As the company put it, they “approved enhancements to our disclosure and several structural changes to our executive compensation program.” Specifically:

·         “Increased the weight of Performance Shares in the CEO’s equity mix to 65% with the remaining 35% in Restricted Share Rights (RSRs) (previously, split 50% / 50%)

·          Reintroduced relative Return on Tangible Common Equity (ROTCE) performance in our Performance Share design, weighted at 25% (previously, 100% absolute ROTCE)

·          Increased the target performance goal required for three year average absolute ROTCE performance to achieve a target payout or above

·          Re-evaluated the structure and rigor of TSR in the Performance Share Award (PSA) program; payouts will be adjusted upward by 20% if our TSR is at or above the 75th percentile and will be reduced by 20% if our TSR is below the 25th percentile, and there will be no upward adjustment if our absolute TSR is negative.”

Let’s look more closely at that last sentence. As I understand it, what Wells Fargo is saying is that they are committing to not giving an upward adjustment on bonus if the company is performing better than its peers, but all of them are losing shareholders money. This is not something to brag about. Of course there should be no upward adjustment to a bonus if shareholders are losing money. That should be obvious. Unfortunately, it does need to be stated explicitly. Also, it only highlights the potential for bonuses to receive a 20 percent upward adjustment if the TSR is barely positive.

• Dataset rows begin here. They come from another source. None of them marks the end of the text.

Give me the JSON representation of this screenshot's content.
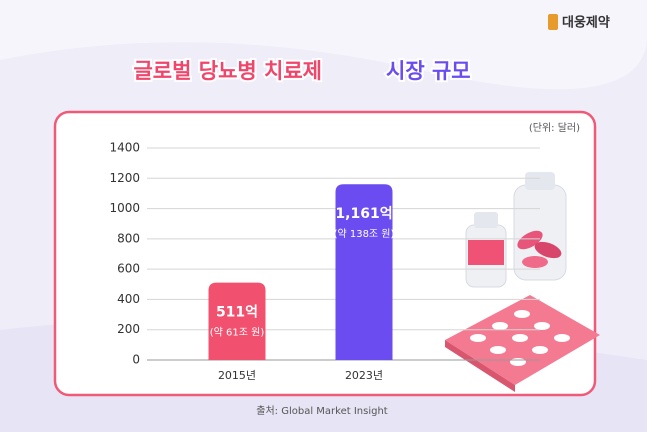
{
  "brand": "대웅제약",
  "chart_data": {
    "type": "bar",
    "title_parts": [
      "글로벌 당뇨병 치료제",
      "시장 규모"
    ],
    "unit": "(단위: 달러)",
    "categories": [
      "2015년",
      "2023년"
    ],
    "values": [
      511,
      1161
    ],
    "value_labels": [
      "511억",
      "1,161억"
    ],
    "sub_labels": [
      "(약 61조 원)",
      "(약 138조 원)"
    ],
    "colors": [
      "#f2506f",
      "#6a4cf0"
    ],
    "ylim": [
      0,
      1400
    ],
    "yticks": [
      0,
      200,
      400,
      600,
      800,
      1000,
      1200,
      1400
    ],
    "grid": true,
    "source": "출처: Global Market Insight"
  }
}
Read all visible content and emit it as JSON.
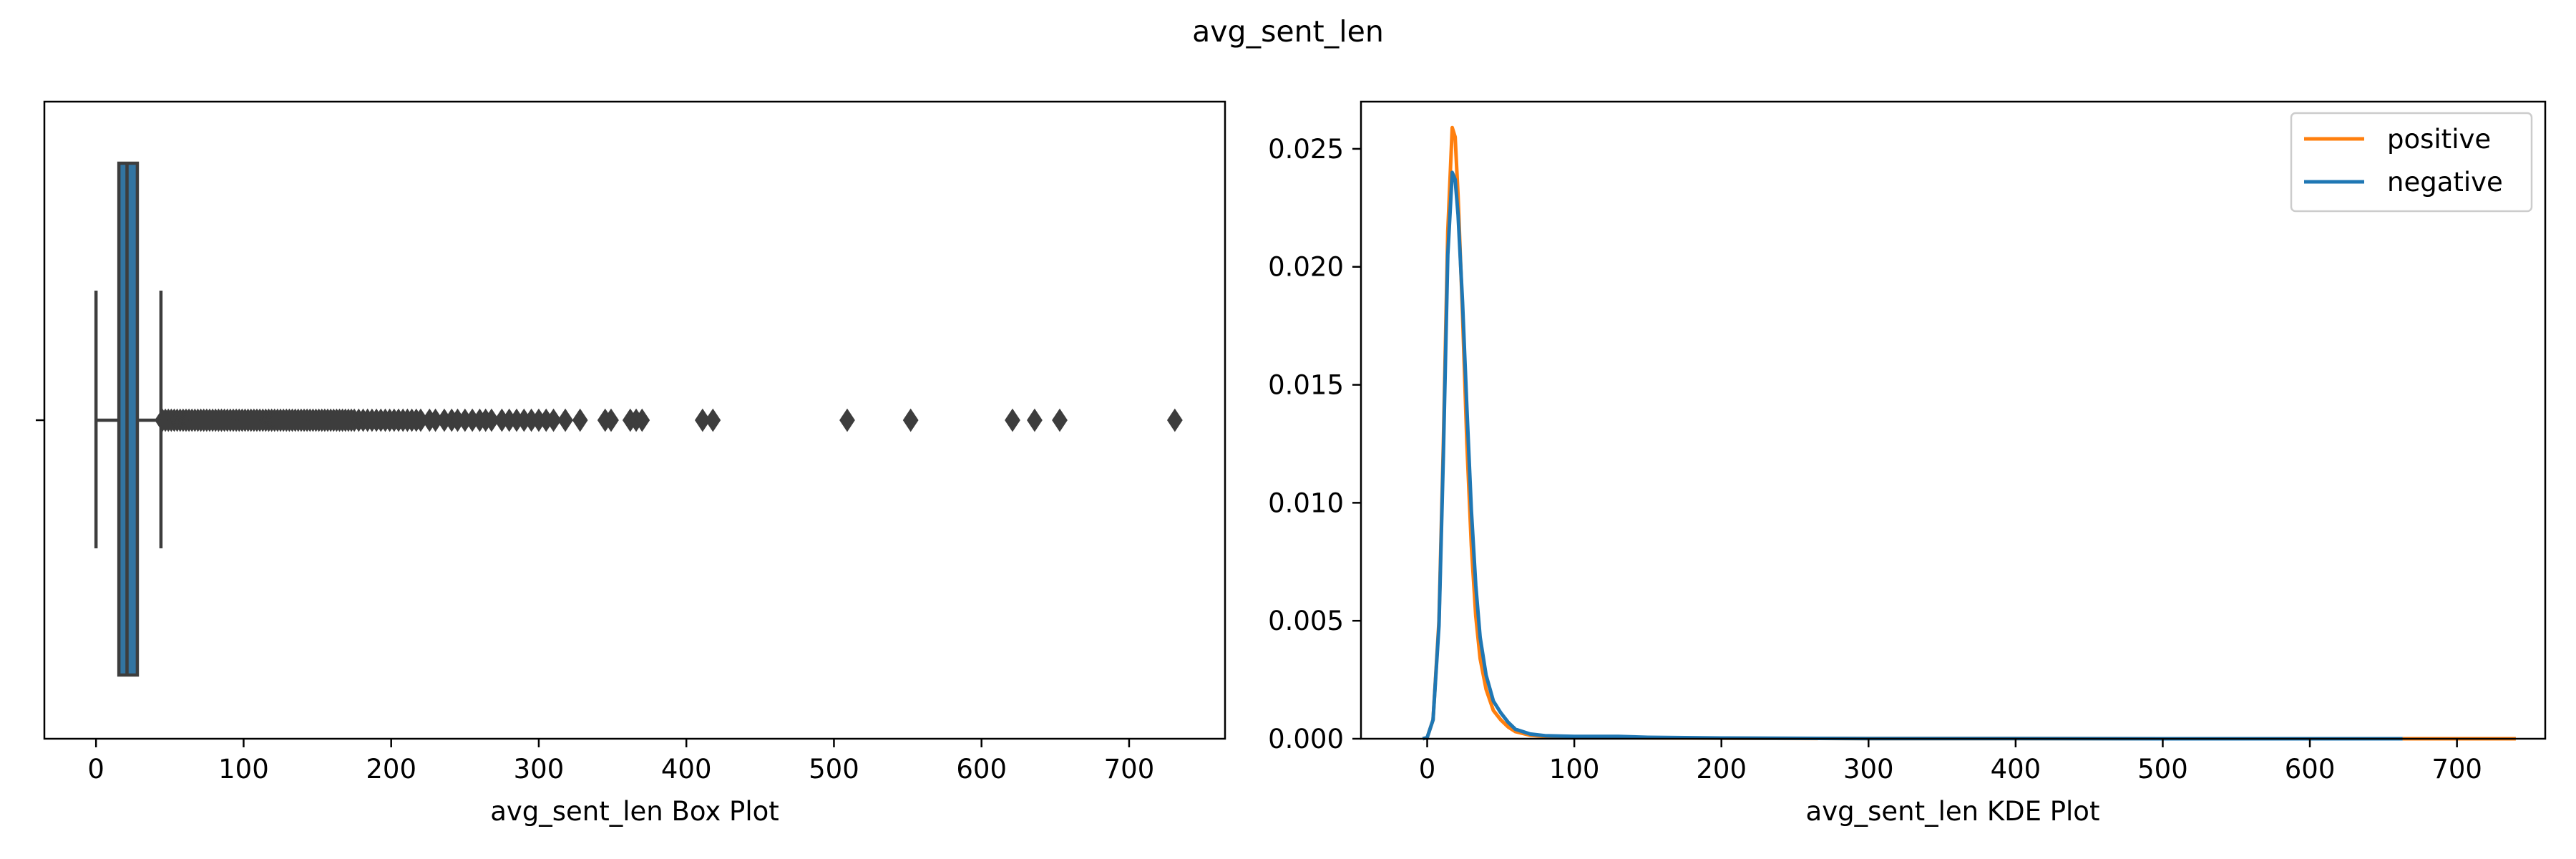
{
  "suptitle": "avg_sent_len",
  "colors": {
    "box_fill": "#3274a1",
    "box_edge": "#3d3d3d",
    "positive": "#ff7f0e",
    "negative": "#1f77b4"
  },
  "chart_data": [
    {
      "type": "box",
      "xlabel": "avg_sent_len Box Plot",
      "xlim": [
        -35,
        765
      ],
      "xticks": [
        0,
        100,
        200,
        300,
        400,
        500,
        600,
        700
      ],
      "yticks": [
        ""
      ],
      "grid": false,
      "box": {
        "whisker_low": 0,
        "q1": 15.5,
        "median": 21,
        "q3": 28,
        "whisker_high": 44
      },
      "outliers": [
        45,
        47,
        49,
        51,
        53,
        55,
        57,
        59,
        61,
        63,
        65,
        67,
        69,
        71,
        73,
        75,
        77,
        79,
        81,
        83,
        85,
        87,
        89,
        91,
        93,
        95,
        97,
        99,
        101,
        103,
        105,
        107,
        109,
        111,
        113,
        115,
        117,
        119,
        121,
        123,
        125,
        127,
        129,
        131,
        133,
        135,
        137,
        139,
        141,
        143,
        145,
        147,
        149,
        151,
        153,
        155,
        157,
        159,
        161,
        163,
        165,
        167,
        169,
        171,
        173,
        175,
        178,
        181,
        184,
        187,
        190,
        193,
        196,
        199,
        202,
        205,
        208,
        211,
        214,
        217,
        220,
        226,
        230,
        236,
        241,
        245,
        250,
        255,
        260,
        264,
        268,
        275,
        280,
        285,
        290,
        295,
        300,
        305,
        310,
        318,
        328,
        345,
        349,
        362,
        366,
        370,
        411,
        418,
        509,
        552,
        621,
        636,
        653,
        731
      ]
    },
    {
      "type": "line",
      "xlabel": "avg_sent_len KDE Plot",
      "xlim": [
        -45,
        760
      ],
      "ylim": [
        0,
        0.027
      ],
      "xticks": [
        0,
        100,
        200,
        300,
        400,
        500,
        600,
        700
      ],
      "yticks": [
        "0.000",
        "0.005",
        "0.010",
        "0.015",
        "0.020",
        "0.025"
      ],
      "ytick_values": [
        0,
        0.005,
        0.01,
        0.015,
        0.02,
        0.025
      ],
      "grid": false,
      "legend": "top-right",
      "series": [
        {
          "name": "positive",
          "x": [
            -3,
            0,
            4,
            8,
            11,
            14,
            17,
            19,
            21,
            24,
            27,
            30,
            33,
            36,
            40,
            45,
            50,
            55,
            60,
            70,
            80,
            100,
            150,
            200,
            300,
            400,
            500,
            600,
            650,
            700,
            740
          ],
          "y": [
            0,
            5e-05,
            0.0008,
            0.005,
            0.0125,
            0.0215,
            0.0259,
            0.0255,
            0.023,
            0.018,
            0.0125,
            0.0082,
            0.0052,
            0.0034,
            0.0021,
            0.0012,
            0.0008,
            0.0005,
            0.0003,
            0.00015,
            0.0001,
            8e-05,
            4e-05,
            2e-05,
            1e-05,
            1e-05,
            0,
            0,
            0,
            0,
            0
          ]
        },
        {
          "name": "negative",
          "x": [
            -3,
            0,
            4,
            8,
            11,
            14,
            17,
            19,
            21,
            24,
            27,
            30,
            33,
            36,
            40,
            45,
            50,
            55,
            60,
            70,
            80,
            100,
            130,
            150,
            200,
            300,
            400,
            500,
            600,
            663
          ],
          "y": [
            0,
            5e-05,
            0.0008,
            0.0048,
            0.012,
            0.0205,
            0.024,
            0.0237,
            0.0222,
            0.0185,
            0.014,
            0.0097,
            0.0065,
            0.0043,
            0.0027,
            0.0016,
            0.0011,
            0.0007,
            0.0004,
            0.0002,
            0.00013,
            0.0001,
            0.0001,
            6e-05,
            3e-05,
            1e-05,
            1e-05,
            0,
            0,
            0
          ]
        }
      ]
    }
  ]
}
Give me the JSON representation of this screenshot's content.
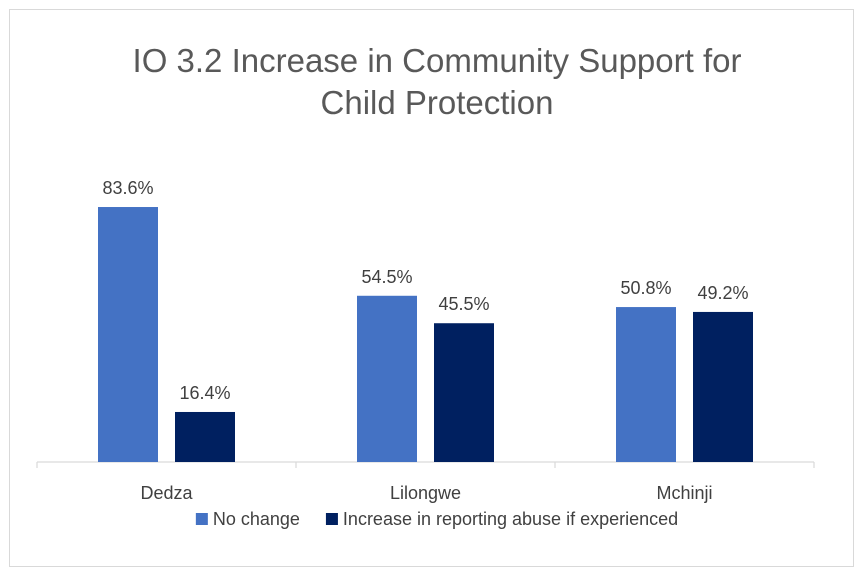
{
  "chart_data": {
    "type": "bar",
    "title": "IO 3.2 Increase in Community Support for Child Protection",
    "title_lines": [
      "IO 3.2 Increase in Community Support for",
      "Child Protection"
    ],
    "categories": [
      "Dedza",
      "Lilongwe",
      "Mchinji"
    ],
    "series": [
      {
        "name": "No change",
        "values": [
          83.6,
          54.5,
          50.8
        ],
        "labels": [
          "83.6%",
          "54.5%",
          "50.8%"
        ],
        "color": "#4472c4"
      },
      {
        "name": "Increase in reporting abuse if experienced",
        "values": [
          16.4,
          45.5,
          49.2
        ],
        "labels": [
          "16.4%",
          "45.5%",
          "49.2%"
        ],
        "color": "#002060"
      }
    ],
    "ylim": [
      0,
      100
    ],
    "grid": false,
    "legend_position": "bottom",
    "xlabel": "",
    "ylabel": ""
  }
}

Throughout the proxy statement the company attempts to justify the pay by identifying improved factors of performance to explain the increase, including improvements in revenue and net income. Wells Fargo customer satisfaction is critical for bank success. The increase in net income as a metric is a positive for the bank if it means it has created a product customer like, but not necessarily if it springs from higher fees. Or more fees. All of this of course happens in the context of Wells Fargo’s troubled history and on-going litigation.

ISS has recommended shareholders vote against the proposal according to Reuters, “ISS said changes the bank made then still left concerns, such as that financial accomplishments the bank highlighted for setting 2021 pay ‘are not entirely consistent with those highlighted in the prior year without specific rationale provided,’ according to its report.

ISS also called out Scharf’s $2.5 million salary, which I first wrote about when he was hired in 2020.